The barrier adhesive layer adheres the BOPE film to the polyethylene film and the laminate has an oxygen gas permeability of 700 cc / [m ² -day] or less as measured according to ASTM D3985-05. Laminated body. The laminate according to claim 1, wherein the BOPE film is oriented in the mechanical direction at a stretching ratio of 2: 1 to 6: 1 and in the transverse direction at a stretching ratio of 2: 1 to 9: 1. The laminate according to claim 1 or 2, wherein the BOPE film has an overall stretching ratio of 8 to 54 (stretching ratio in the mechanical direction × stretching ratio in the transverse direction). The laminate according to any one of claims 1 to 3, wherein the ratio of the stretching ratio in the mechanical direction to the stretching ratio in the transverse direction is 1: 1 to 1: 2.5. The laminate according to any one of claims 1 to 4, wherein the BOPE film is back-printed or front-printed. The polyurethane in the barrier adhesive layer
Isocyanate components containing a single type of polyisocyanate,
A single type of wire comprising an isocyanate-reactive component comprising a hydroxyl-terminated polyester incorporated as a substantially miscible solid in a carrier solvent, wherein the polyester has a terminal hydroxyl group and 2-10 carbon atoms. Claim 1 of the polyester, which is formed from an aliphatic diol and a linear dicarboxylic acid, has a number average molecular weight of 300 to 5,000, is solid at 25 ° C, and has a melting point of 80 ° C or lower. The laminate according to any one of 5 to 5. The laminate according to any one of claims 1 to 6, wherein the BOPE film is a multilayer film. The laminate according to any one of claims 1 to 7, wherein the BOPE film is a single-layer film. The laminate according to any one of claims 1 to 8, wherein the polyethylene film contains at least 50% by weight of polyethylene based on the total weight of the polyethylene film. Any other polymer in which the polyethylene film comprises high density polyethylene, low density polyethylene, linear low density polyethylene, polyethylene plastomer, polyethylene elastomer, vinyl ethylene acetate copolymer, ethyl ethylene acrylate copolymer, at least 50% ethylene monomer. , Or the laminate according to any one of claims 1 to 9, comprising at least one of a combination thereof.
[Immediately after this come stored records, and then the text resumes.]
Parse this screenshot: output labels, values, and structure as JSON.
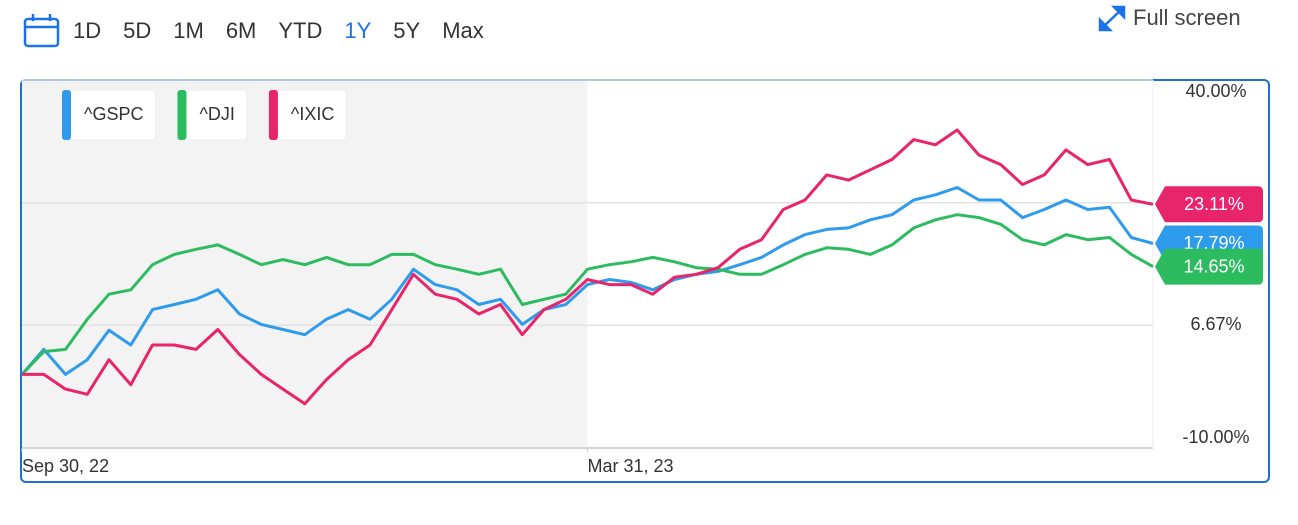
{
  "toolbar": {
    "ranges": [
      "1D",
      "5D",
      "1M",
      "6M",
      "YTD",
      "1Y",
      "5Y",
      "Max"
    ],
    "active_index": 5,
    "fullscreen": "Full screen"
  },
  "chart_data": {
    "type": "line",
    "x": [
      "2022-09-30",
      "2022-10-07",
      "2022-10-14",
      "2022-10-21",
      "2022-10-28",
      "2022-11-04",
      "2022-11-11",
      "2022-11-18",
      "2022-11-25",
      "2022-12-02",
      "2022-12-09",
      "2022-12-16",
      "2022-12-23",
      "2022-12-30",
      "2023-01-06",
      "2023-01-13",
      "2023-01-20",
      "2023-01-27",
      "2023-02-03",
      "2023-02-10",
      "2023-02-17",
      "2023-02-24",
      "2023-03-03",
      "2023-03-10",
      "2023-03-17",
      "2023-03-24",
      "2023-03-31",
      "2023-04-07",
      "2023-04-14",
      "2023-04-21",
      "2023-04-28",
      "2023-05-05",
      "2023-05-12",
      "2023-05-19",
      "2023-05-26",
      "2023-06-02",
      "2023-06-09",
      "2023-06-16",
      "2023-06-23",
      "2023-06-30",
      "2023-07-07",
      "2023-07-14",
      "2023-07-21",
      "2023-07-28",
      "2023-08-04",
      "2023-08-11",
      "2023-08-18",
      "2023-08-25",
      "2023-09-01",
      "2023-09-08",
      "2023-09-15",
      "2023-09-22",
      "2023-09-29"
    ],
    "xlim": [
      "2022-09-30",
      "2023-09-29"
    ],
    "xticks": [
      {
        "value": "2022-09-30",
        "label": "Sep 30, 22"
      },
      {
        "value": "2023-03-31",
        "label": "Mar 31, 23"
      }
    ],
    "shaded_range": [
      "2022-09-30",
      "2023-03-31"
    ],
    "ylim": [
      -10,
      40
    ],
    "yticks": [
      {
        "value": -10,
        "label": "-10.00%"
      },
      {
        "value": 6.67,
        "label": "6.67%"
      },
      {
        "value": 23.33,
        "label": null
      },
      {
        "value": 40,
        "label": "40.00%"
      }
    ],
    "grid": true,
    "series": [
      {
        "name": "^GSPC",
        "color": "#2f9bec",
        "values": [
          0,
          3.4,
          0,
          2,
          6,
          4,
          8.8,
          9.5,
          10.2,
          11.5,
          8.2,
          6.8,
          6.1,
          5.4,
          7.5,
          8.8,
          7.5,
          10.2,
          14.3,
          12.2,
          11.5,
          9.5,
          10.2,
          6.8,
          8.8,
          9.5,
          12.2,
          12.9,
          12.5,
          11.5,
          12.9,
          13.6,
          14,
          14.9,
          15.9,
          17.6,
          19,
          19.7,
          19.9,
          21,
          21.7,
          23.7,
          24.4,
          25.4,
          23.7,
          23.7,
          21.3,
          22.4,
          23.7,
          22.4,
          22.7,
          18.6,
          17.79
        ],
        "value_labels": [
          null,
          null,
          null,
          null,
          null,
          null,
          null,
          null,
          null,
          null,
          null,
          null,
          null,
          null,
          null,
          null,
          null,
          null,
          null,
          null,
          null,
          null,
          null,
          null,
          null,
          null,
          null,
          null,
          null,
          null,
          null,
          null,
          null,
          null,
          null,
          null,
          null,
          null,
          null,
          null,
          null,
          null,
          null,
          null,
          null,
          null,
          null,
          null,
          null,
          null,
          null,
          null,
          "17.79%"
        ]
      },
      {
        "name": "^DJI",
        "color": "#2dbb5f",
        "values": [
          0,
          3.1,
          3.4,
          7.5,
          10.9,
          11.5,
          14.9,
          16.3,
          17,
          17.6,
          16.3,
          14.9,
          15.6,
          14.9,
          15.9,
          14.9,
          14.9,
          16.3,
          16.3,
          14.9,
          14.3,
          13.6,
          14.3,
          9.5,
          10.2,
          10.9,
          14.3,
          14.9,
          15.3,
          15.9,
          15.3,
          14.5,
          14.3,
          13.6,
          13.6,
          14.9,
          16.3,
          17.2,
          17,
          16.3,
          17.6,
          19.9,
          21,
          21.7,
          21.3,
          20.4,
          18.3,
          17.6,
          19,
          18.3,
          18.6,
          16.3,
          14.65
        ],
        "value_labels": [
          null,
          null,
          null,
          null,
          null,
          null,
          null,
          null,
          null,
          null,
          null,
          null,
          null,
          null,
          null,
          null,
          null,
          null,
          null,
          null,
          null,
          null,
          null,
          null,
          null,
          null,
          null,
          null,
          null,
          null,
          null,
          null,
          null,
          null,
          null,
          null,
          null,
          null,
          null,
          null,
          null,
          null,
          null,
          null,
          null,
          null,
          null,
          null,
          null,
          null,
          null,
          null,
          "14.65%"
        ]
      },
      {
        "name": "^IXIC",
        "color": "#e8246b",
        "values": [
          0,
          0,
          -2,
          -2.7,
          2,
          -1.4,
          4,
          4,
          3.4,
          6.1,
          2.7,
          0,
          -2,
          -4,
          -0.7,
          2,
          4,
          8.8,
          13.6,
          10.9,
          10.2,
          8.2,
          9.5,
          5.4,
          8.8,
          10.2,
          12.9,
          12.2,
          12.2,
          10.9,
          13.2,
          13.6,
          14.5,
          17,
          18.3,
          22.4,
          23.7,
          27.1,
          26.4,
          27.8,
          29.2,
          31.9,
          31.2,
          33.2,
          29.8,
          28.5,
          25.8,
          27.1,
          30.5,
          28.5,
          29.2,
          23.7,
          23.11
        ],
        "value_labels": [
          null,
          null,
          null,
          null,
          null,
          null,
          null,
          null,
          null,
          null,
          null,
          null,
          null,
          null,
          null,
          null,
          null,
          null,
          null,
          null,
          null,
          null,
          null,
          null,
          null,
          null,
          null,
          null,
          null,
          null,
          null,
          null,
          null,
          null,
          null,
          null,
          null,
          null,
          null,
          null,
          null,
          null,
          null,
          null,
          null,
          null,
          null,
          null,
          null,
          null,
          null,
          null,
          "23.11%"
        ]
      }
    ]
  }
}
The BOPE film is any other polymer comprising high density polyethylene, low density polyethylene, linear low density polyethylene, polyethylene plastomer, polyethylene elastomer, ethylene vinyl acetate copolymer, ethyl ethylene acrylate copolymer, at least 50% ethylene monomer. The laminate according to any one of claims 1 to 10, further comprising at least one of, or a combination thereof. The laminate according to any one of claims 1 to 11, wherein the BOPE film has a thickness of 10 to 70 microns. The polyethylene film has a thickness of 20-200 microns and the polyethylene film has a melt index (I ₂ ) of 0.5-6 g / 10 min and a density of 0.900-0.960 g / cm ³ . The laminate according to any one of claims 1 to 12, which comprises polyethylene. The laminate according to any one of claims 1 to 12, wherein the thickness ratio of the BOPE film to the polyethylene film is 0.1 to 1. An article formed from the laminate according to any one of claims 1 to 13.